In February 2008 the government announced that it had completed its draft of a new constitution and would hold a referendum in May to be followed by multi-party elections in 2010. While the referendum law provided for a secret ballot, free debate was not permitted and activities considered “interfering with the referendum” carried a three-year prison sentence. Despite the devastation from by Cyclone Nargis, the regime insisted on carrying out the referendum, and voting took place on May 10 in most of the country and on May 24 in areas affected by the cyclone. The referendum was rife with irregularities; voters arriving at polling stations were advised that their ballots had already been cast; officials distributed ballots that had previously been completed; vote counts in most areas were conducted in secret; and voters were intimidated by officials to vote in support of the constitution. On May 27, the government announced that 92.5% of voters approved the constitution, with a 98% voter turnout. Observers do not consider those figures to be credible.


Cyclone Nargis hit Irrawaddy and Rangoon Divisions on the evening of May 2 and morning of May 3, 2008. The storm devastated a huge swath of the Irrawaddy Delta region, wiping out entire villages and leaving an estimated 138,000 Burmese dead or missing (Source: UN Office for the Coordination of Humanitarian Affairs (OCHA)) and approximately 2.4 million people affected by the storm. The regime was criticized for its initial reluctance to grant access to the affected region by international donors.

Starting in November 2008 the government imposed harsh sentences on large numbers of political prisoners it had arrested over the course of the previous year, including Min Ko Naing and Ko Ko Gyi. These trials were closed and did not meet minimum standards of due process. Some attorneys who attempted to vigorously represent their clients were harassed by the regime and at least four were detained themselves. The imprisoned activists were convicted, mainly in closed-door hearings, of unlawful association, illegally distributing print and video media, or generally destabilizing public security and the security of the state and were given lengthy sentences, some as long as 68 years.

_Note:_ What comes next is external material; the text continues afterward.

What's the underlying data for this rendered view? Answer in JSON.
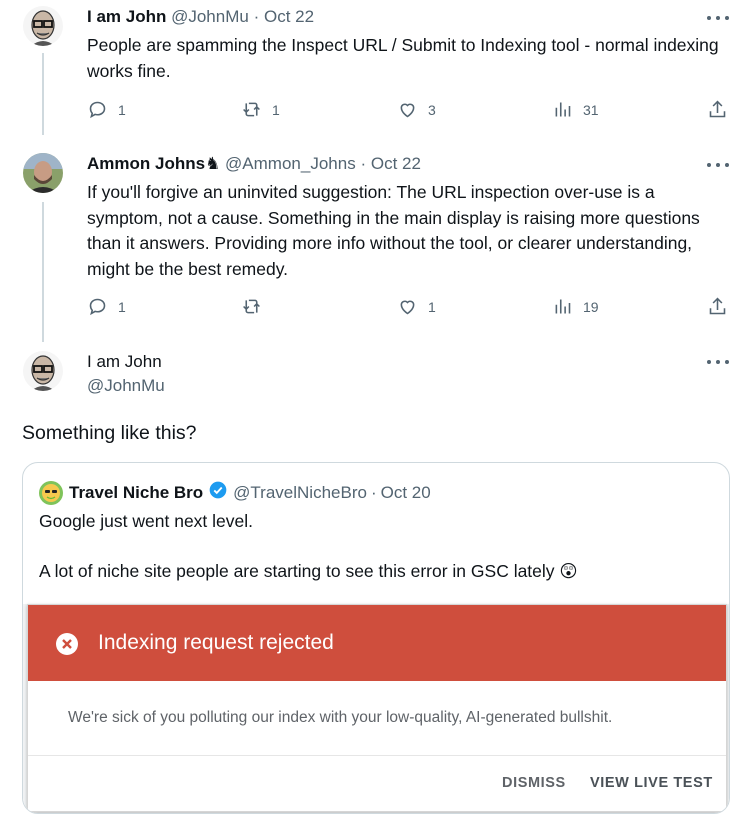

Considering the ongoing human rights violations committed by the regime and  the deteriorating social and economic conditions  created by the SPDC, 2010 elections are aimed at nothing better but to hold  on to power and continue to sink Burma into deeper and more chaotic, social and economic crisis. Elections were held in 1990 and the National League for Democracy, the people’s party led by Aung San Suu Kyi won a landslide victory and the elections results must be honored without fail and members of the Parliament must convene a parliament and decide the future of Burma. On the whole 2010 elections are illegitimate  and must be boycotted at all costs.